Exit from Work
The present study intends to contribute to the research field on health-related exit and reorientation processes and the associated coping with such a double-folded biographical challenge, means on coping with a vulnerable health and uncertain job-condition. The basic purpose of this study is to understand the biographical coping processes in the context of professional reorientation and to describe exit from work processes, as well as their conditions.
The aim is to comprehend the individual negotiation in the course of professional reorientation and to relate it with the illness coping. It is another dimension of this study to look at return to work phases and their supporting or obstructing factors.
The study focuses on three women and three men between the ages of 25 and 57 who were interviewed (episodically-narrative) at two different points in the survey period from 2013 to 2014: during their medical rehabilitation (t1) and again about a year later (t2). The overall characteristic of all cases is the initiated or already completed health-related occupational biographical disruption caused by a chronic musculoskeletal disease partly accompanied by psychosomatic issues. This study follows the methodological approach and research style of the Grounded Theory (Glaser and Strauss 2010).

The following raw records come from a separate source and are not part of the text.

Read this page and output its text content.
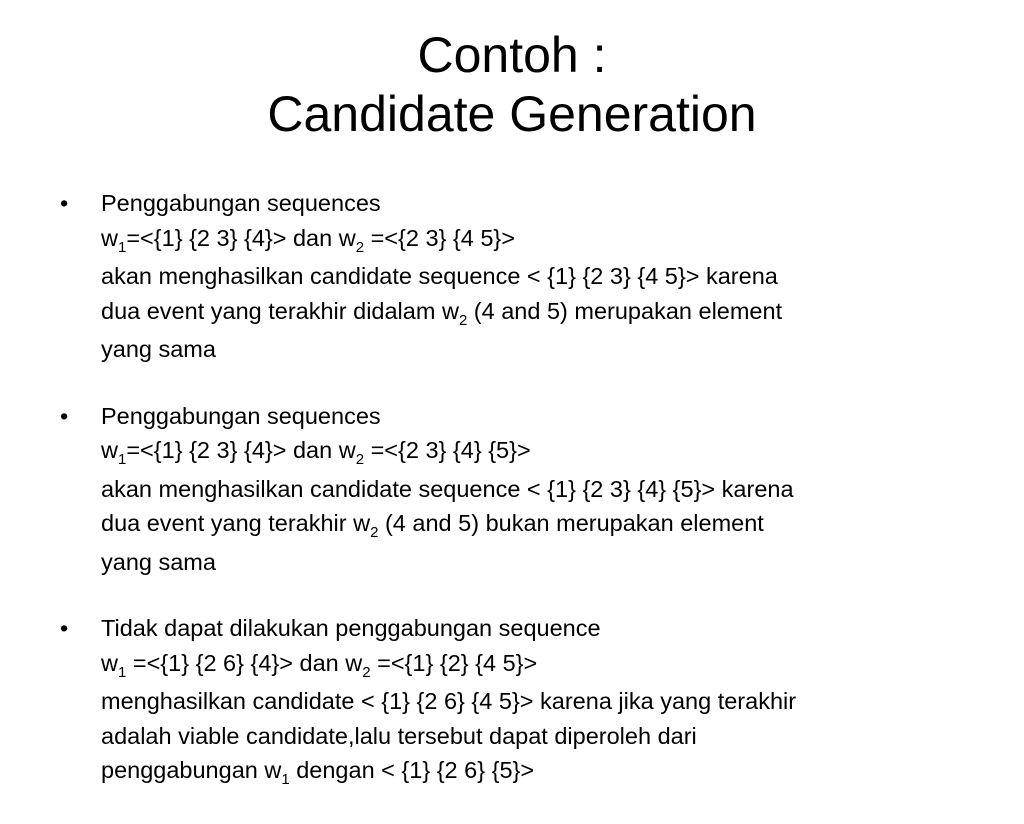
Contoh :
Candidate Generation
• Penggabungan sequences
$w_1=<\{1\}$ {2 3} {4}> dan $w_2 =<\{2$ 3} {4 5}>
akan menghasilkan candidate sequence < {1} {2 3} {4 5}> karena
dua event yang terakhir didalam $w_2$ (4 and 5) merupakan element
yang sama
• Penggabungan sequences
$w_1=<\{1\}$ {2 3} {4}> dan $w_2 =<\{2$ 3} {4} {5}>
akan menghasilkan candidate sequence < {1} {2 3} {4} {5}> karena
dua event yang terakhir $w_2$ (4 and 5) bukan merupakan element
yang sama
• Tidak dapat dilakukan penggabungan sequence
$w_1 =<\{1\}$ {2 6} {4}> dan $w_2 =<\{1\}$ {2} {4 5}>
menghasilkan candidate < {1} {2 6} {4 5}> karena jika yang terakhir
adalah viable candidate,lalu tersebut dapat diperoleh dari
penggabungan $w_1$ dengan < {1} {2 6} {5}>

As a result of this study, the complex risk constellations as well as the trajectory of a health-related exit from work are described, focusing on the diverse coping challenges of this biographical disruption. The developed model of a “Negotiation Arena of coping with the illness and professional reorientation" summarizes the negotiation process of professional reorientation taking into account the limited health. At the same time, the results of this study provide impulses for the further foundation of theoretical and application-oriented return to work approaches.